Но ведь разум подсказывает каждому, что у всех одинаковые права. У нас отняли средства производства, нас ограбили, поработили тело и душу. Мы обездолены и нищи. Но мы должны лишить их богатства, и пусть будет нашим земное счастье, как была нашей земная юдоль... Да, и мы вынуждены творить несправедливость, так как наша жизнь построена на несправедливости. Ведь источником Геслингова богатства послужили жалкие гроши, когда-то принадлежавшие одному из нас. А тот, от чьего имени мы предстанем перед Геслингом, приобрел их постыдным способом. Мы, его наследники, ничуть не справедливее того эксплуататора; однако мы должны стать справедливее.
"Как это сделать? Уравнять ли заработки и доходы? Упразднить ли предпринимателя? Но ведь я уже сегодня знаю больше других, поэтому могу и должен получать больше. Чем же я отплачу им?" - настойчиво вопрошал он некий представший ему смутный образ, имя которому было - Равенство.
Когда раздался скрип ворот, как обычно по утрам, Бальрих с изумлением вернулся к действительности: стоял белый день, доносился воскресный звон колоколов. Сколько же времени пропало даром! Но, сам того не ведая, он в эту ночь совершил еще один шаг на трудном пути познания: он "думал, не зная о том, что думает".
Был праздник, и Бальрих, выйдя побродить, увидел адвоката Бука, который прохаживался по луговине.
- Гуляете? - спросил толстяк. - Хорошо бы вам пройтись на виллу "Вершина", а мне в такое утро покинуть ее.
- Я не пойду туда, - проронил Бальрих.
- Не хотите? Она кажется вам слишком ослепительной, от нее веет слишком большой беспечностью и счастьем? Или это чересчур обманчивое счастье? А что мы были бы за люди, если бы не чувствовали стыда в такое воскресное утро?
- Настанет время, когда нам всем в такое утро уже нечего будет стыдиться, - сказал Бальрих.
- Весенний день и вилла "Вершина", - продолжал адвокат и пристальным, долгим взором посмотрел Бальриху в лицо, - может быть, они и в самом деле созданы для вас...
Пройдя между домов рабочих, они вышли на пустырь.
- Итак, весь ваш годами накопленный запас умственных сил вы решили использовать сразу.
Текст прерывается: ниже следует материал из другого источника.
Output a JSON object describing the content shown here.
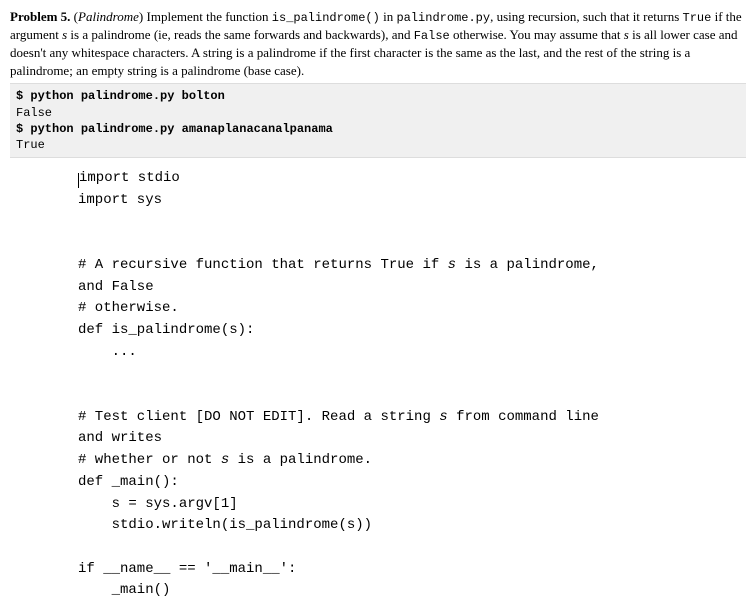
{
  "problem": {
    "label": "Problem 5.",
    "title": "Palindrome",
    "desc_before_fn": "Implement the function ",
    "fn_name": "is_palindrome()",
    "desc_after_fn": " in ",
    "file_name": "palindrome.py",
    "desc_rest1": ", using recursion, such that it returns ",
    "true_txt": "True",
    "desc_rest2": " if the argument ",
    "s_var": "s",
    "desc_rest3": " is a palindrome (ie, reads the same forwards and backwards), and ",
    "false_txt": "False",
    "desc_rest4": " otherwise. You may assume that ",
    "desc_rest5": " is all lower case and doesn't any whitespace characters. A string is a palindrome if the first character is the same as the last, and the rest of the string is a palindrome; an empty string is a palindrome (base case)."
  },
  "terminal": {
    "line1_prompt": "$ ",
    "line1_cmd": "python palindrome.py bolton",
    "line1_out": "False",
    "line2_prompt": "$ ",
    "line2_cmd": "python palindrome.py amanaplanacanalpanama",
    "line2_out": "True"
  },
  "code": {
    "l1": "import stdio",
    "l2": "import sys",
    "l3": "",
    "l4": "",
    "c1a": "# A recursive function that returns True if ",
    "c1s": "s",
    "c1b": " is a palindrome,",
    "c1c": "and False",
    "c2": "# otherwise.",
    "l5": "def is_palindrome(s):",
    "l6": "    ...",
    "l7": "",
    "l8": "",
    "c3a": "# Test client [DO NOT EDIT]. Read a string ",
    "c3s": "s",
    "c3b": " from command line",
    "c3c": "and writes",
    "c4a": "# whether or not ",
    "c4s": "s",
    "c4b": " is a palindrome.",
    "l9": "def _main():",
    "l10": "    s = sys.argv[1]",
    "l11": "    stdio.writeln(is_palindrome(s))",
    "l12": "",
    "l13": "if __name__ == '__main__':",
    "l14": "    _main()"
  }
}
Вы - богатырь!
- Все это слова, - ответил Бальрих. - Я переутомлен.
- Вижу, - тут же согласился Бук.
- Но это только ваша вина, - снова продолжал рабочий, - вы лишили нас образования, чтобы мы оставались рабами. Придет время, когда работники физического труда - все люди будут уже с детства приобщаться к культуре. Тогда и у фабричного станка и за письменным столом человек будет в несколько часов создавать то, на что сейчас нужны долгие годы.